Stubborn…

One of my oak trees in the front yard STILL has four leaves on it…

And this is after 24 hours of up to 50+kts of wind! I’m impressed! Those suckers just WILL NOT fall!

And we ‘think’ this is New Mexico blowing by…

West Texas came through an hour or so ago, and we thought we smelled oil, e.g. the Permian Basin. Thankfully, it’s stopped raining (for now). The bar ditches are full, and the water was lapping the outside lanes of the highway this morning. And to make things even MORE interesting, one, and only one side, of the crossing bars were down. Made for an interesting ‘dance’ getting over the railroad tracks, with people actually taking turns! Gotta love country drivers, they know courteous!

Comments

Stubborn… — 22 Comments

  1. I thought about the O. Henry story called, “The Last Leaf,” when I saw the photo, but I’m pretty sure you would have noticed someone on a dressed in a smock, holding an artist’s palette, and standing on a ladder in your tree.

    YouTube has a number of videos that show what can happen when things go wrong at railroad crossings. I suspect my fellow city folk would have not been so courteous.

  2. I asked a buddy who has a small farm out near Lubbock if he worries about the wind blowing away his topsoil. He said, “Nah, there’s more coming from New Mexico to take its place, and if not the state gathers it all up when they clear the roads and brings it back to us by the truckload.”

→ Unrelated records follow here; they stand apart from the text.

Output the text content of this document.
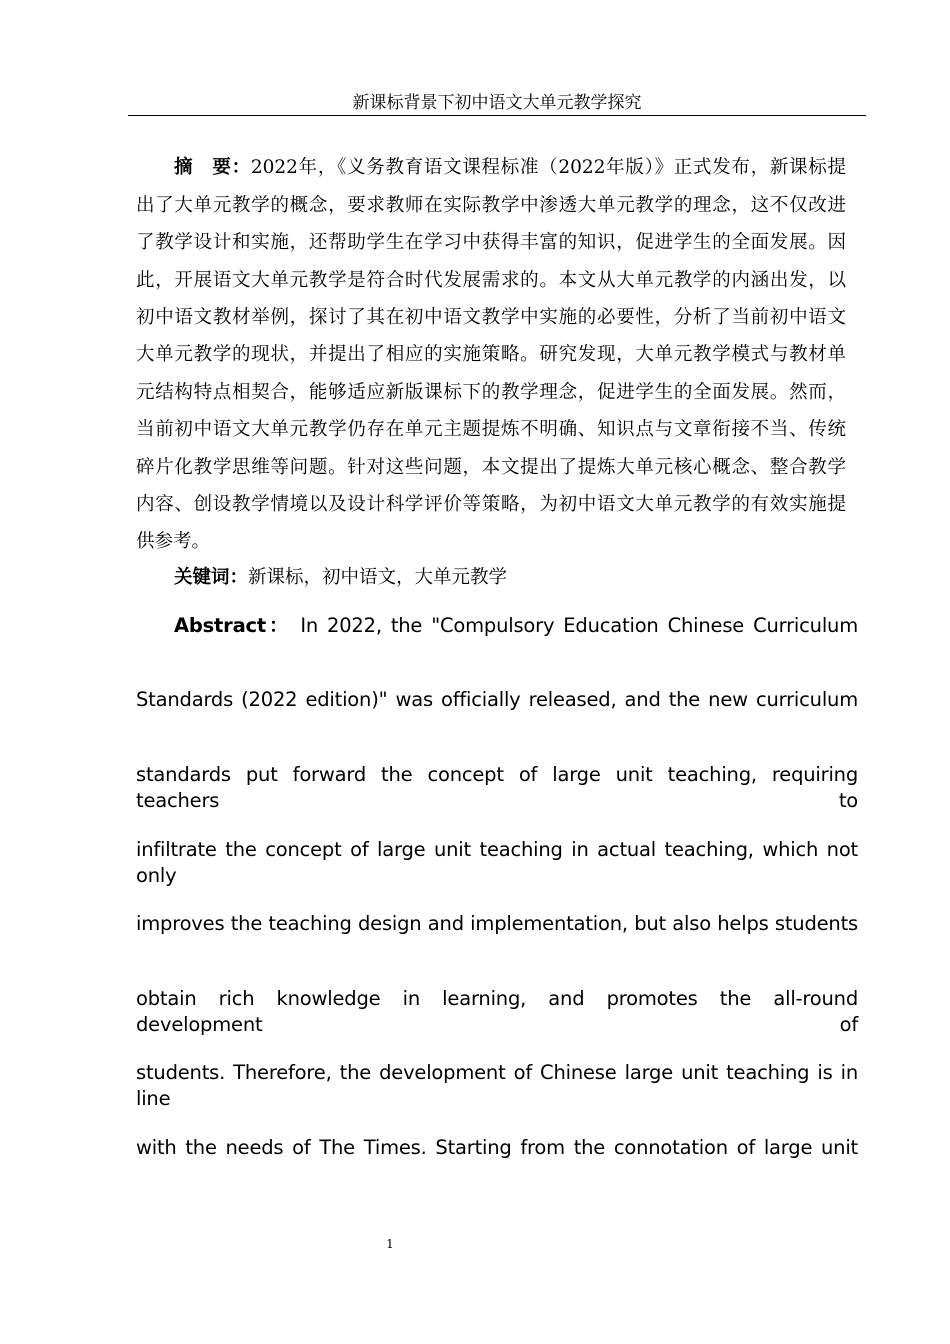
新课标背景下初中语文大单元教学探究
摘　要：2022年，《义务教育语文课程标准（2022年版）》正式发布，新课标提
出了大单元教学的概念，要求教师在实际教学中渗透大单元教学的理念，这不仅改进
了教学设计和实施，还帮助学生在学习中获得丰富的知识，促进学生的全面发展。因
此，开展语文大单元教学是符合时代发展需求的。本文从大单元教学的内涵出发，以
初中语文教材举例，探讨了其在初中语文教学中实施的必要性，分析了当前初中语文
大单元教学的现状，并提出了相应的实施策略。研究发现，大单元教学模式与教材单
元结构特点相契合，能够适应新版课标下的教学理念，促进学生的全面发展。然而，
当前初中语文大单元教学仍存在单元主题提炼不明确、知识点与文章衔接不当、传统
碎片化教学思维等问题。针对这些问题，本文提出了提炼大单元核心概念、整合教学
内容、创设教学情境以及设计科学评价等策略，为初中语文大单元教学的有效实施提
供参考。
关键词：新课标，初中语文，大单元教学
Abstract： In 2022, the "Compulsory Education Chinese Curriculum
Standards (2022 edition)" was officially released, and the new curriculum
standards put forward the concept of large unit teaching, requiring teachers to
infiltrate the concept of large unit teaching in actual teaching, which not only
improves the teaching design and implementation, but also helps students
obtain rich knowledge in learning, and promotes the all-round development of
students. Therefore, the development of Chinese large unit teaching is in line
with the needs of The Times. Starting from the connotation of large unit
1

    The courteous nature of folks in this part of the world is one of the many reasons my wife and I came back to small town Texas from San Antonio about 20 years ago when we decided to start a family.

  3. I hate to nit-pick a real writer, but shouldn’t that “e.g.” be “i.e.”?

  4. It’s been blowing here as well lately, as well as raining. I’m past ready for it to calm down and dry out.

  5. The good news is that the weather will improve. But this winter has been a real grizzly.

  6. We had dozens of pin oaks in our yard back in Missouri. A full 20% of their leaves wouldn’t fall for any reason until the next buds appeared in Spring. Up here, the northern birch trees hold only a few, but they’re every bit as tenacious. But since our winter has been so mild this year, there’ve been only a few windstorms to push the leaves, anyway.

  7. John- Yeah, those videos are the definition of stoopid!

    Tole- Point!

    Sendarius- Probably…LOL

    Jim- Yep!

    LL- That it has, so much for globull warming!

    WSF- Excellent point!

    Rev- Oaks are tenacious everywhere apparently! We could send you some wind… 😀

  8. “bar ditches”? A local term?
    My first thought was that a bar ditch is what a drunk falls into. I have no experience with such…

    • Bar ditches are dug alongside a road to provide drainage. Some places they’re called a borrow ditch because the dirt is “borrowed” from the ditch and used to crown the road. I’m guessing southern dialect just converted borrow into bar.

      • Ah. Thank you. Like why so many farmers have fish ponds near the interstate- dirt borrowed to raise the interstate gives the farmer a free pond.

  9. Robert- Those are called Benjos… LOL

    And now I’m smelling cow manure, NO idea where THAT is coming from!

    • OldNFO – Cow manure? How about the feedlots just outside of Dalhart on US54. West Texas is still coming through. Glad I’m not driving that section of 54 today. ;>)

      Robert – I know them as bar ditches also and I’m from Kansas so it just maybe a rural/farmer thing.

    • The manure comes with the benjo; I see Old NFO has been to Japan. The ditch I had in mind was in the PI. Never did develop a taste for San Magoo “beer”.

  10. Two things…

    Down heya in the South, we have Live Oaks (the trees used to make the USS Constitution. Very long lived, very strong, until they aren’t. And people build their houses under them. So during peak wind storms, we get to see houses and trailers and cars, boats etc, cut in half or thirds by huge cleaver/bludgeonish limbs that are 2-3 feet in diameter and weigh a metric butt-load. So, of course, we have hurricanes…

    As to winds in Texas, Burnet TX is the only place I’ve ever seen dried cow flops flying through the air, on a breezy 60+mph day. Wind caught the rolled up dried corners, shook the puck loose, and, whee, flying flapjacks. Watching people dodge them was quite interesting.

  11. We have bar ditches back east, also. When combined with the rail gratings at fence gates, it creates a bar to livestock wanting to wander. They will, but wallowing through a ditch is harder than just ambling off on level ground.

    Just thankful that no one saw an old biddy on her one-speed bicycle, up in the cyclone. At that point, don’t worry about cow frisbees, worry about airborne wacky weed.